In his PhD thesis, EPFL researcher Martí Bosch proposes a method for spatially quantifying the impact of mitigation measures – planting green spaces and using different building materials – on the urban heat island effect.
During hot weather, cities are warmer than the surrounding rural areas. This well-known phenomenon – known as the urban heat island effect – is particularly acute at night when concrete and asphalt release the heat stored up during the day. In downtown Lausanne, for instance, nighttime temperatures can be as much as 8°C higher than in the suburbs. The answer to this problem lies in planting green spaces wherever possible and, in the longer term, factoring this consideration into urban land-use planning. Martí Bosch, who just completed his PhD in environmental engineering at EPFL’s School of Architecture, Civil and Environmental Engineering (ENAC), used his thesis to examine ways of measuring the environmental implications of urban sprawl. He proposes a tool for spatially quantifying the impact of mitigation measures on the urban heat island effect.

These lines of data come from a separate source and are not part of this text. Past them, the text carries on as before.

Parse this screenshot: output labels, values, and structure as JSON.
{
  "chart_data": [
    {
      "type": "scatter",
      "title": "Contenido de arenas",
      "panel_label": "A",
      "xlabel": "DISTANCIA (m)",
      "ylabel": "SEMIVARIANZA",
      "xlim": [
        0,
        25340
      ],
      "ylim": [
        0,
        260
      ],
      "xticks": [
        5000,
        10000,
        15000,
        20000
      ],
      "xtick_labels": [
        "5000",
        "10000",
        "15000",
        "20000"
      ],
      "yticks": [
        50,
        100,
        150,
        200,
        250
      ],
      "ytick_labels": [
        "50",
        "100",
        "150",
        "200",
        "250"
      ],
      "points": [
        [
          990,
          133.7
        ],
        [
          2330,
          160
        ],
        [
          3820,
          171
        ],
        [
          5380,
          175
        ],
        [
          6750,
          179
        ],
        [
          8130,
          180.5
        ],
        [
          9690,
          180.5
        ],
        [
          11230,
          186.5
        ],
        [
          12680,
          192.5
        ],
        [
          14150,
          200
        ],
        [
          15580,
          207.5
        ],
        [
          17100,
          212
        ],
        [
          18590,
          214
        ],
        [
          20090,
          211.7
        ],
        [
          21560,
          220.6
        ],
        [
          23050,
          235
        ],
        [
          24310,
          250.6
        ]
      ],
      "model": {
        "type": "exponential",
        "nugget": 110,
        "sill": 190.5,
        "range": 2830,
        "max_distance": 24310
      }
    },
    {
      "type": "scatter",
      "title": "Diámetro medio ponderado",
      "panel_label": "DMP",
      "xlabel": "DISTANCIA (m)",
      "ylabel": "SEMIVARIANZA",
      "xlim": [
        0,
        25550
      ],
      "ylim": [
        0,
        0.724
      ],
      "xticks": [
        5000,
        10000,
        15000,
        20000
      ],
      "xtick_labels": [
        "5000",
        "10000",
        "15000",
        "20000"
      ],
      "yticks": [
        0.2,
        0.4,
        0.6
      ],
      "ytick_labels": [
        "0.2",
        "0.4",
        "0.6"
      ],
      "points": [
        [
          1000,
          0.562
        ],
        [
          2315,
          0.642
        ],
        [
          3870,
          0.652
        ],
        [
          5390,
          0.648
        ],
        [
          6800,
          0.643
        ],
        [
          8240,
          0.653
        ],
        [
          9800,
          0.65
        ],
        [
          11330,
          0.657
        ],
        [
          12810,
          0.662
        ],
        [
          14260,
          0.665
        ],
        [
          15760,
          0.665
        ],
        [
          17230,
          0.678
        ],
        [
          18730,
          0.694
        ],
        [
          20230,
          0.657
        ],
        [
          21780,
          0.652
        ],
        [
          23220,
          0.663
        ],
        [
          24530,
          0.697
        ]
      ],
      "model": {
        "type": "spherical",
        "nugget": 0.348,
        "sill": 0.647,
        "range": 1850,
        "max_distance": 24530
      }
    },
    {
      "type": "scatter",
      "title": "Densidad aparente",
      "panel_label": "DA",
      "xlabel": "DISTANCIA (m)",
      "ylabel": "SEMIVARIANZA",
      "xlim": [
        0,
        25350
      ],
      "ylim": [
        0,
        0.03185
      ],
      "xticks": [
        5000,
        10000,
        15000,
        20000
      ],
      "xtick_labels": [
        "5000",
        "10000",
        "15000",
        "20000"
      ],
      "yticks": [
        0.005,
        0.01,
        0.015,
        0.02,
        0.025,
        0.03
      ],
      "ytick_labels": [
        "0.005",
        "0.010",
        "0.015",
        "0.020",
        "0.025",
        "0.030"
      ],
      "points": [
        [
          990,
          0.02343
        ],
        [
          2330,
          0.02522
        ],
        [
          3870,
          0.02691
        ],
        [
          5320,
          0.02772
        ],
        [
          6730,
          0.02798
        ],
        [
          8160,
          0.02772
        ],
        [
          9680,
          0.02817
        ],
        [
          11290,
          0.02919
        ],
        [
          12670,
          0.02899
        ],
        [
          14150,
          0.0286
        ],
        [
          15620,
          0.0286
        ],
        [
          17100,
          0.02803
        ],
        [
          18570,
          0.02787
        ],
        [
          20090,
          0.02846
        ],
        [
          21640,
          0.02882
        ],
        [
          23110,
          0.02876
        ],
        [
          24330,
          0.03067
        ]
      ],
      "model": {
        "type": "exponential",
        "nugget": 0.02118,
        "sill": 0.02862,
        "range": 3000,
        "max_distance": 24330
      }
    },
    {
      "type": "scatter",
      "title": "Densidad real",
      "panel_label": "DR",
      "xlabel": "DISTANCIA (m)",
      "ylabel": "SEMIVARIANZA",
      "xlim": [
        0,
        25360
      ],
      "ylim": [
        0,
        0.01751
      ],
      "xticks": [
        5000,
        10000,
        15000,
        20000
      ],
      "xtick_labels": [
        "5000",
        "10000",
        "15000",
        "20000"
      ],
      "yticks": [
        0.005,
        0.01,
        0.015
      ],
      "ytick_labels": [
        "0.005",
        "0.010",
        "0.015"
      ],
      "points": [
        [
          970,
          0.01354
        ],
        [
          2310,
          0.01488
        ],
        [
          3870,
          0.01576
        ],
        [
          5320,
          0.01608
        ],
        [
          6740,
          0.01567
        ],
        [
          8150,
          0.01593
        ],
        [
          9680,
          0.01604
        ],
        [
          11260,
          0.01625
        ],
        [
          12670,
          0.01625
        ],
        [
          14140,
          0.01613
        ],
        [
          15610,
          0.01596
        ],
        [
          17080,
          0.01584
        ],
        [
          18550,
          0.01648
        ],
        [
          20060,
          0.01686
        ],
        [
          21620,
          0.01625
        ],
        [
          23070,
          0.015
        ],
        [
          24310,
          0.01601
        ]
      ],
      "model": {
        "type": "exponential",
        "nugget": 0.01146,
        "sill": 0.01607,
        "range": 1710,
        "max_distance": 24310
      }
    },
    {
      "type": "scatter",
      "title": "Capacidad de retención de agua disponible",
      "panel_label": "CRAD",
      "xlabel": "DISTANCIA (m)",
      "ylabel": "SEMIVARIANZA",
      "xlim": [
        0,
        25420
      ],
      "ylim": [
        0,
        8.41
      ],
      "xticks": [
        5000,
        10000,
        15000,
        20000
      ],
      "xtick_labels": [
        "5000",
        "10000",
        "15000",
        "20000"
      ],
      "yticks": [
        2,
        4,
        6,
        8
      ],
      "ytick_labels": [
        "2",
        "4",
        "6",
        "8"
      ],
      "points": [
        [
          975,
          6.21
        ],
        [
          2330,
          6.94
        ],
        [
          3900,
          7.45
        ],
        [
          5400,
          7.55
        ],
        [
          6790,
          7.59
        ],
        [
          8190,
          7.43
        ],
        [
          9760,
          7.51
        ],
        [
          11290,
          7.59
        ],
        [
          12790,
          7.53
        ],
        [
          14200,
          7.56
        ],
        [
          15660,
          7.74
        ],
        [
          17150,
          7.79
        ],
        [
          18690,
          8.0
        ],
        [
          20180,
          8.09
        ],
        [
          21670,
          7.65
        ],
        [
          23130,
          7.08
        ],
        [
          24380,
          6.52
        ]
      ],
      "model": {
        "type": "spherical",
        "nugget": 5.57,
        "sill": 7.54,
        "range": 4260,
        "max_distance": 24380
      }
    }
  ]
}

“Most research into the urban heat island effect has focused on small neighborhoods because the simulation models are complex,” explains Bosch, who carried out his thesis research at the Urban and Regional Planning Community (CEAT), an EPFL research group led by Jérôme Chenal. “But our simpler model means we can study the effect across an entire urban area, which makes it easier to identify and measure heat islands.”